Rabinow is well known for conceptual work drawing on French, German, and American traditions. He was a close interlocutor of Michel Foucault and edited and interpreted Foucault's work as well as ramifying it in new directions.
Rabinow's work consistently confronted the challenge of inventing and practicing new forms of inquiry, writing, and ethics for the human sciences. He argued that, currently, the dominant knowledge production practices, institutions, and venues for understanding human things in the 21st century are inadequate institutionally and epistemologically. In response, he designed modes of experimentation and collaboration consisting of focused concept work and the explorations of new forms of case-based inquiry.

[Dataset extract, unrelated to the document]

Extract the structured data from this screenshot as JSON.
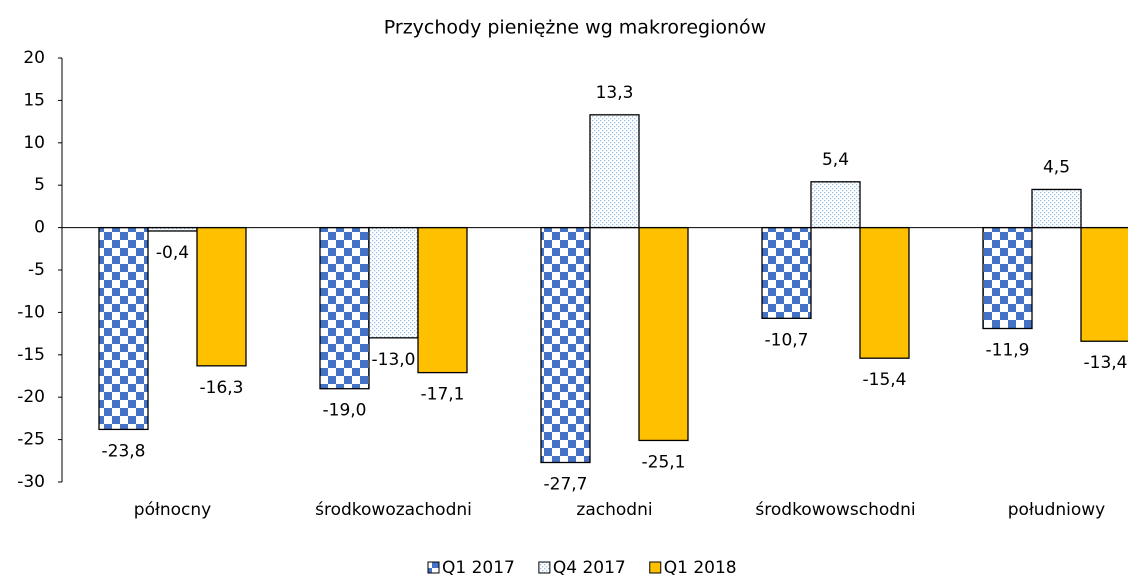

Rabinow also devoted a great deal of energy to the invention of new venues adjacent to the existing university structures, diagnosing the university's disciplinary organization and career patterns as among the major impediments to 21st century thought. Since the organization and practices of the social sciences and humanities in the U.S. university system have changed little in recent decades, they are unlikely to facilitate the composition of contemporary equipment. Rabinow called for the creation of venues that are adjacent to, but more flexible than, the university and the existing disciplinary structure. He played leading roles in the design of two such organizations, the Anthropology of the Contemporary Research Collaboratory (ARC) and the Synthetic Biology Engineering Research Center (SynBERC).

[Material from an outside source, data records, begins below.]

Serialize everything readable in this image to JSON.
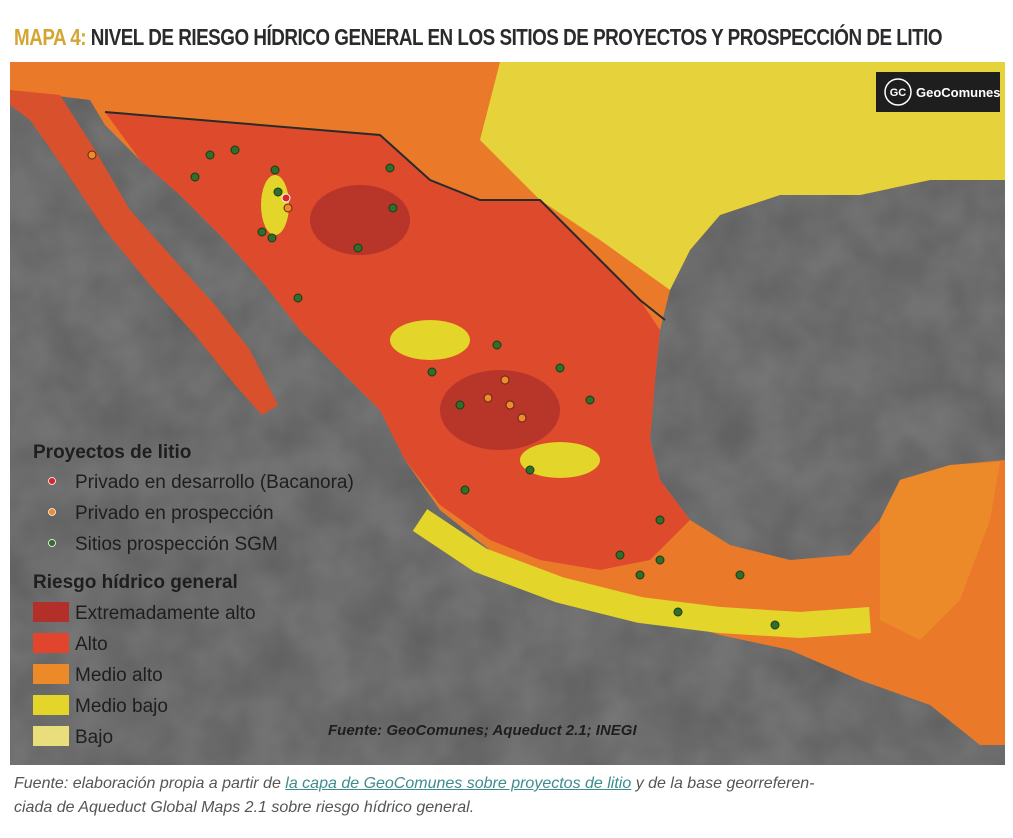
{
  "header": {
    "label": "MAPA 4:",
    "title": "NIVEL DE RIESGO HÍDRICO GENERAL EN LOS SITIOS DE PROYECTOS Y PROSPECCIÓN DE LITIO"
  },
  "map": {
    "logo": {
      "initials": "GC",
      "name": "GeoComunes"
    },
    "legend": {
      "projects_title": "Proyectos de litio",
      "projects": [
        {
          "label": "Privado en desarrollo (Bacanora)",
          "color": "#d8262a"
        },
        {
          "label": "Privado en prospección",
          "color": "#f08a2c"
        },
        {
          "label": "Sitios prospección SGM",
          "color": "#2f6f2a"
        }
      ],
      "risk_title": "Riesgo hídrico general",
      "risk": [
        {
          "label": "Extremadamente alto",
          "color": "#b3302a"
        },
        {
          "label": "Alto",
          "color": "#e2452e"
        },
        {
          "label": "Medio alto",
          "color": "#ec8a2a"
        },
        {
          "label": "Medio bajo",
          "color": "#e4d52a"
        },
        {
          "label": "Bajo",
          "color": "#e8de7c"
        }
      ]
    },
    "source": "Fuente: GeoComunes; Aqueduct 2.1; INEGI"
  },
  "caption": {
    "prefix": "Fuente: elaboración propia a partir de ",
    "link": "la capa de GeoComunes sobre proyectos de litio",
    "suffix": " y de la base georreferen-",
    "line2": "ciada de Aqueduct Global Maps 2.1 sobre riesgo hídrico general."
  }
}
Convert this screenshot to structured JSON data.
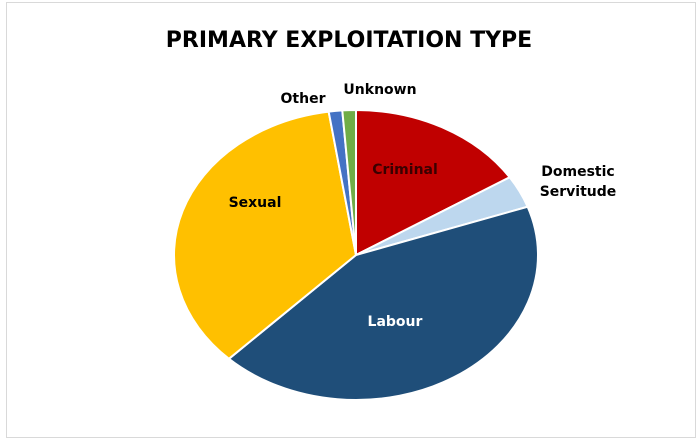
{
  "chart_data": {
    "type": "pie",
    "title": "PRIMARY EXPLOITATION TYPE",
    "categories": [
      "Criminal",
      "Domestic Servitude",
      "Labour",
      "Sexual",
      "Other",
      "Unknown"
    ],
    "values": [
      16,
      3.6,
      42.7,
      35.3,
      1.2,
      1.2
    ],
    "colors": [
      "#c00000",
      "#bdd7ee",
      "#1f4e79",
      "#ffc000",
      "#4472c4",
      "#70ad47"
    ]
  }
}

The Anthropology of the Contemporary Research Collaboratory was founded by Paul Rabinow, Stephen Collier, and Andrew Lakoff as part of an effort to create new forms of inquiry in the human sciences. Its aspiration is to create models for new infrastructures, tools of collaboration, and practices of inquiry. The core of the ARC collaboratory is ongoing reflection and communication in a now broadening network of scholars about concept formation and collaboratory work in the human sciences. ARC is a collaboratory for inquiry into contemporary forms of life, labor, and language. ARC engages in empirical study and conceptual work with global reach and long-term perspective. ARC creates contemporary equipment for collaborative work adequate to emergent challenges in the 21st century. ARC's current concerns focus on interconnections among security, ethics, and the sciences.
The relation of concepts and cases in Rabinow's work distinguishes itself from the more common mode of social science work predicated on using examples to test general theories or philosophical practice that seeks analytic clarity about universals or general (often highly abstract) cases. In contrast, Rabinow argues that work on concepts opens up and orients inquiry into the concrete features of distinctive cases, whereas the use of ostensibly timeless theory or universal concepts is unlikely to be very helpful in drawing attention to particularities and singularities. Given this goal, such traditional approaches can function as a real impediment to inquiry. Rabinow defines concept work as “constructing, elaborating and testing a conceptual inventory as well as specifying and experimenting with multi-dimensional diagnostic and analytic frames.” In that sense, Rabinow's work continues with appropriate modifications a social scientific tradition stretching from Max Weber through Clifford Geertz.